Латинская литература знакомит нас главным образом с Римом: о нем пишут и восхищаются им поэты августовского времени, его нравы клеймят Ювенал и Марциал; скорбными осуждениями Рима пестрят страницы Сенеки и Плиния Старшего. Зачитываясь ими, мы часто забываем, что Рим — только один уголок римского мира, что Италия и Рим не одно и то же. В италийских городах и в Риме носили, правда, одинаковую одежду, ели одинаковую пищу и одинаково проводили день, но чувствовать и думать начинали по-иному. Жизнь в этих городах была проще и строже. Не было двора с его тлетворной атмосферой, не было наглых преторианцев, пресмыкающихся сенаторов, толпы светских бездельников и праздной, живущей подачками толпы. Игры устраивались здесь значительно реже, раздачи хлеба и съестных припасов были редки и случайны (городские магистраты обычно ознаменовывали этой щедростью свое вступление в должность) — на них нечего было рассчитывать.

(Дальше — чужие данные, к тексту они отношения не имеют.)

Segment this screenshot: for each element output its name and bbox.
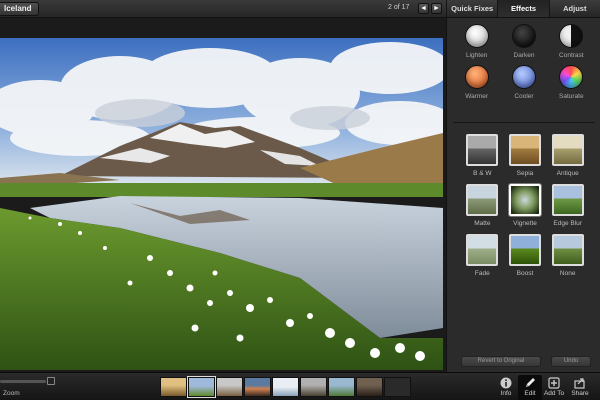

Надо было работать. В окрестностях, в своих огородиках и садиках, трудились не покладая рук крестьяне; город оживляла ремесленная и торговая деятельность. Эти города, ничем особенно не примечательные, и население их, серьезное, работящее и трудолюбивое, еще ждет внимательного любящего исследователя. И не только исследователя их материальной культуры.
Столица обычно снабжает провинцию идеями, в древней Италии случилось наоборот: новое пробивается в провинциальных городах. Медленно, незаметно для самих обитателей этой тихой глуши возникает иной строй мыслей и чувств, по-другому начинают слаживаться отношения между людьми. Не следует, конечно, думать, что здесь провозгласят принцип равенства всех людей, но что отпущенник чувствует себя тут иначе, чем в Риме, это несомненно. В Риме он всегда вне городской и общественной жизни (императорские отпущенники, занимающие официальные должности, не идут в счет и в силу своего исключительного положения, и своего небольшого числа), он думать не смеет о том, чтобы войти в нее, а в италийском городе и думает об этом, и стремится к этому. Он не скупясь тратит свои средства на благоустройство города, куда занесла его судьба: ремонтирует бани, поправляет обветшавший храм, замащивает улицы. Расчет у него, конечно, корыстный: ему хочется выдвинуться, создать себе имя, настоять на том, чтобы забыли, как он «в рабском виде» бегал по этим улицам. Расчет удается: город благодарно откликается на его щедрость: позволяет ему отвести в свой дом воду от общественного водопровода, удостаивает почетного места на зрелищах, открывает его сыну дорогу в городскую думу. Город, куда несколько лет назад привели его в цепях, становится для него родиной, дорогим местом, и он любовно и внимательно спешит облегчить его нужды, украсить его, помочь его жителям. Он и старожилы объединяются в этой любви, в гордости своим городом. Он становится своим, и сам перестает чувствовать себя чужаком. Падают стены того страшного пустынного мира, в котором одиноко живет раб, — отныне он член общества. В маленьком италийском городке совершалось постепенное отмирание «рабской души» у одних, а у других начинали пробиваться ростки нового отношения ко вчерашнему рабу: его начинали признавать своим и равным.